According to an embodiment of the present disclosure, information about fluid properties of ink or a geometric structure of the nozzles may be further mapped and stored by the training data storage. The information about the fluid properties of the ink may include information about at least one of viscosity, density, and surface tension.
The method of adjusting an inkjet printing driving waveform according to the present disclosure may be implemented in the form of a computer program written to perform operations included in the method and recorded on a computer-readable recording medium.
Other aspects of the present disclosure will be apparent from the detailed description and drawings.
According to an aspect of the present disclosure, it is possible to automate the optimization of an inkjet printing driving waveform and respond to changes in droplet discharge.
According to another aspect of the present disclosure, in the case of inkjet printing, it is possible to respond to changes in process conditions such as a temperature increase due to the speed of a high-frequency process and a change in droplet discharge due to particles in ink.

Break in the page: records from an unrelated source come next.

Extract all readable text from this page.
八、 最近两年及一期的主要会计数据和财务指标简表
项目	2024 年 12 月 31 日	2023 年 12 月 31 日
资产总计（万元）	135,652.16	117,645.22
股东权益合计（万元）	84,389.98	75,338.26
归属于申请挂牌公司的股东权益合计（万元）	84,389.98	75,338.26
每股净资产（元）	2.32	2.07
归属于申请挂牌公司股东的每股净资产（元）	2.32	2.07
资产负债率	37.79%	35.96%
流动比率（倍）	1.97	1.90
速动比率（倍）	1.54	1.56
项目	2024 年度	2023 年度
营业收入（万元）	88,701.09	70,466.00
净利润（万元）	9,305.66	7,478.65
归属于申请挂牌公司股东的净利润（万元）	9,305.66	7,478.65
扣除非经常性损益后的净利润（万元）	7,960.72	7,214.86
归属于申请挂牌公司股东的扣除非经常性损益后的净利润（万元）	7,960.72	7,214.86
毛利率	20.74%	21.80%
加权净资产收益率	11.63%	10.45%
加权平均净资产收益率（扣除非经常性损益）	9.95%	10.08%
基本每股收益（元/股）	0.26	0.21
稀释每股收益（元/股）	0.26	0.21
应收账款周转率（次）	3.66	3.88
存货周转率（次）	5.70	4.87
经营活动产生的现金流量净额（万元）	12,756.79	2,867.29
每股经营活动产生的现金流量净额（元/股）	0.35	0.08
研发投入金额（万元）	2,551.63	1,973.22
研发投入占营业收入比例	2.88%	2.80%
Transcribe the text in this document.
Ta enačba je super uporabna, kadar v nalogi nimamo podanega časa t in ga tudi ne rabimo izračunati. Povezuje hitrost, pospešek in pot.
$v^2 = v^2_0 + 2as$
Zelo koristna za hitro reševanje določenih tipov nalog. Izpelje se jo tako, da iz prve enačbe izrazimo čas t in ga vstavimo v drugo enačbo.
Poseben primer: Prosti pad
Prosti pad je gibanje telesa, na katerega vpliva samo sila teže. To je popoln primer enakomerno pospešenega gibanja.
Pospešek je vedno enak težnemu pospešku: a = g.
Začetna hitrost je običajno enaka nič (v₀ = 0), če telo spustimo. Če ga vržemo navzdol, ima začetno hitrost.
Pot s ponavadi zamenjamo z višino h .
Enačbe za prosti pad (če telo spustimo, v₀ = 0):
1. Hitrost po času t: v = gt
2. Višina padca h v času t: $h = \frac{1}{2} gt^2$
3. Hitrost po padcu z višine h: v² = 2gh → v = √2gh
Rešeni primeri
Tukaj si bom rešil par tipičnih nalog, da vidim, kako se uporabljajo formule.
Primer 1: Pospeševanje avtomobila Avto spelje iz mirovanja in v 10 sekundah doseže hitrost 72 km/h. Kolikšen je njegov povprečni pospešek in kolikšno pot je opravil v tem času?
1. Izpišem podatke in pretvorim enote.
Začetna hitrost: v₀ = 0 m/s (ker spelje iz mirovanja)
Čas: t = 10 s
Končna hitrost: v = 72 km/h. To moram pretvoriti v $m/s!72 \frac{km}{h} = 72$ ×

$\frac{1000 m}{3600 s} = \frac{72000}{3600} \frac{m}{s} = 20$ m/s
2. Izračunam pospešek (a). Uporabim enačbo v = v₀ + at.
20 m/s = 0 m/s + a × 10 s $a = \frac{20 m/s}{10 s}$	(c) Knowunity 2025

Effects of the present disclosure are not limited thereto and other effects that are not described herein will be apparent to those of ordinary skill in the art from the following description.
FIG. 1 is a schematic block diagram of a configuration of an apparatus for adjusting an inkjet printing driving waveform according to the present disclosure.
FIG. 2 is a flowchart of a method of adjusting an inkjet printing driving waveform according to the present disclosure.
FIG. 3 is a reference diagram of a process of detecting an optimal inkjet printing driving waveform according to a method according to the present disclosure.
FIG. 4 illustrates a shape of a driving waveform applied to an inkjet printing nozzle.
FIG. 5 illustrates a process in which the speed and total number of droplets change as a driving waveform changes.
FIG. 6 is a schematic diagram illustrating an example of handling a change in droplet discharge according to an apparatus and method of the present disclosure.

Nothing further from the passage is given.